There’s something about rocking that helps anyone feel better. But it seems particularly helpful for my aspies. Sadie can go from screaming to laughing and smiling in a minute of rocking. Elisha also immediately settles when I hold him on my lap. I think it is perhaps a combination of the rhythmic movement and the physical touch that they find so reassuring.
Give firm hugs and lots of lovin’.
Again, the physical touch, particularly firm touch, is very reassuring for them. In a busy day, it’s important to take the time for snuggles and cuddling. That is a big part of how they receive love. Find out what speaks to your child and give them plenty of it. For them the world can be a confusing place. An island of snuggling affection goes such a long way.
Try to eliminate heavy metals.
It just so happens that many of the symptoms of heavy metal toxicity are also on the list of symptoms of autism. That just doesn’t seem like a coincidence to me. We are working to cleanse our bodies of heavy metals. So far, we have been using zeolite, a volcanic dust that is negatively charged. It actually acts like a magnet to those heavy metals, grabs onto them, and flushes them out of the system. You can get zeolite here.
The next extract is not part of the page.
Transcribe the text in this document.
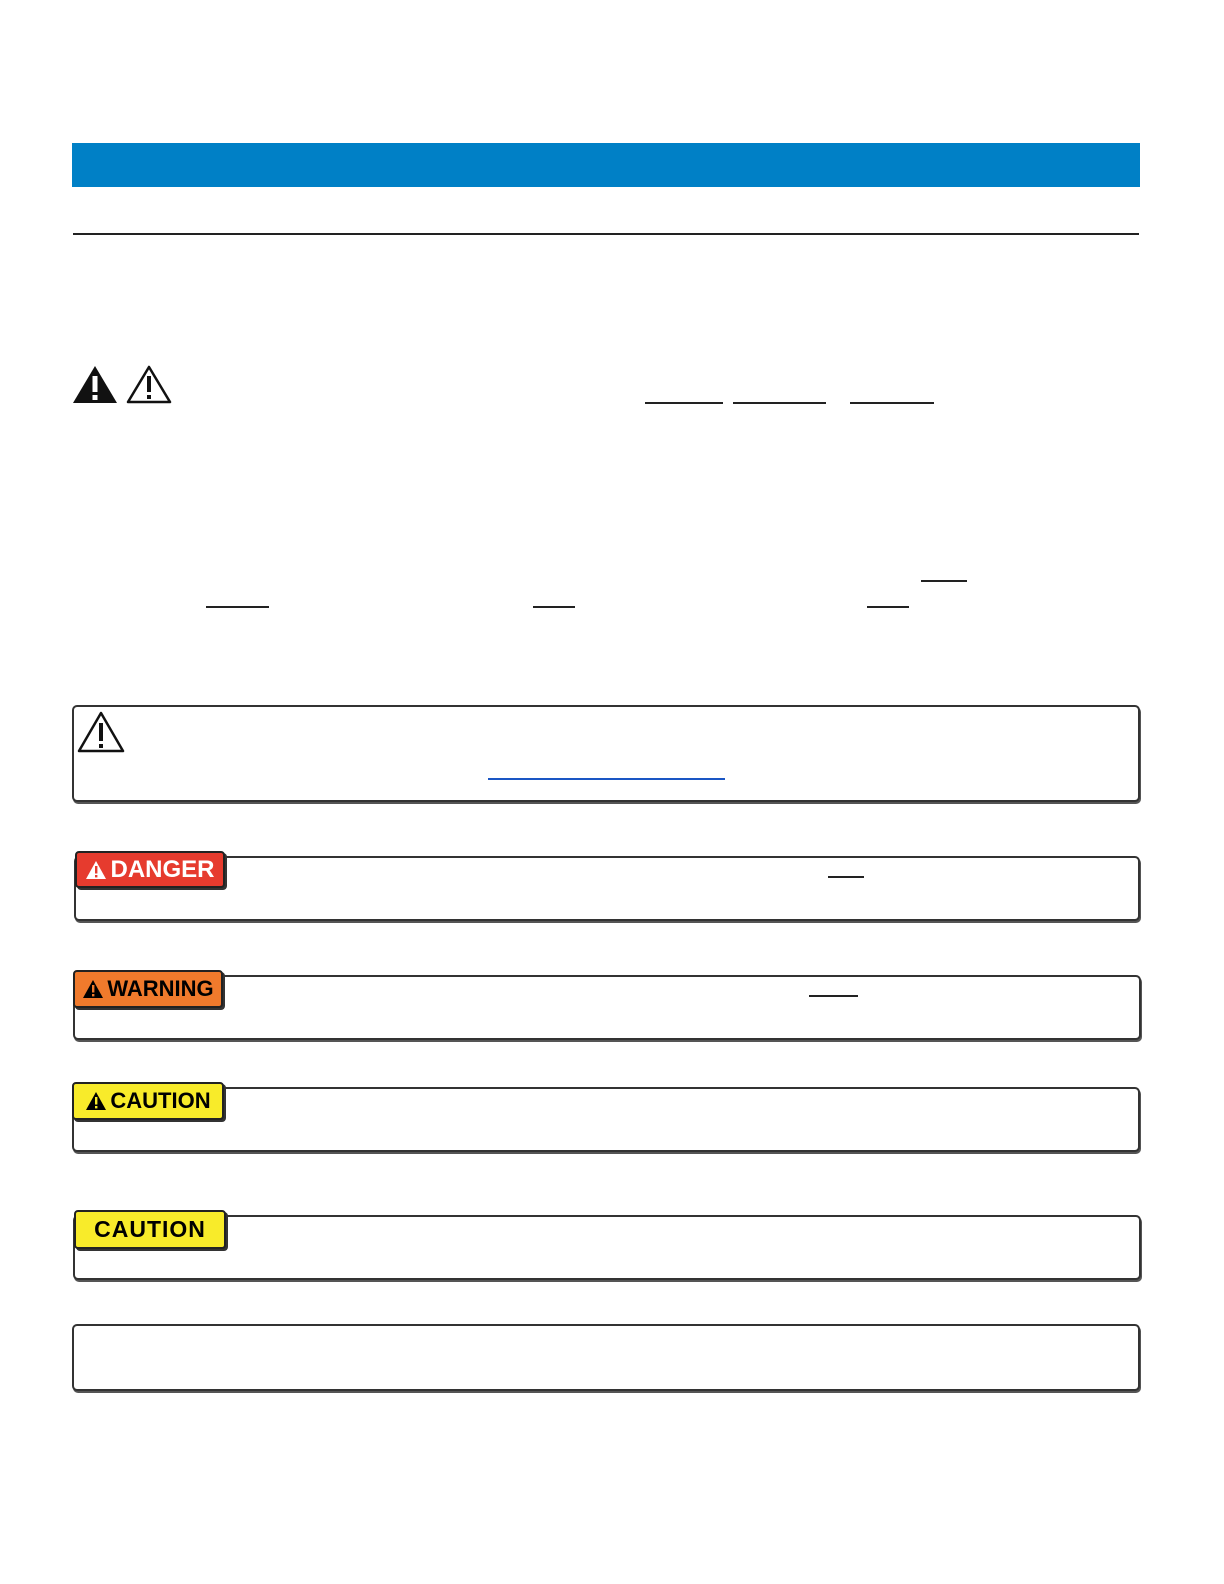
DANGER
WARNING
CAUTION
CAUTION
Enjoy the uniqueness of your child.
As Doug so often reminds me, there is nothing wrong with Sadie. She’ll be fine. Why? Because YHVH made her, and gave her wonderful abilities. She is a unique and delightful person. Embrace your child’s personality and truly enjoy them. It doesn’t all have to be about changing them. Bolster their strengths and minimize their weaknesses. We have discovered that even with enzymes and dietary changes and all our other efforts, aspergers doesn’t go away. And that’s okay! I love learning how they view the world and watching them face challenges and succeed. I do my best to equip them to handle difficulties, but I would never wish them to be different than they are. After all, they are my wonderful aspies, and I am so thankful for them.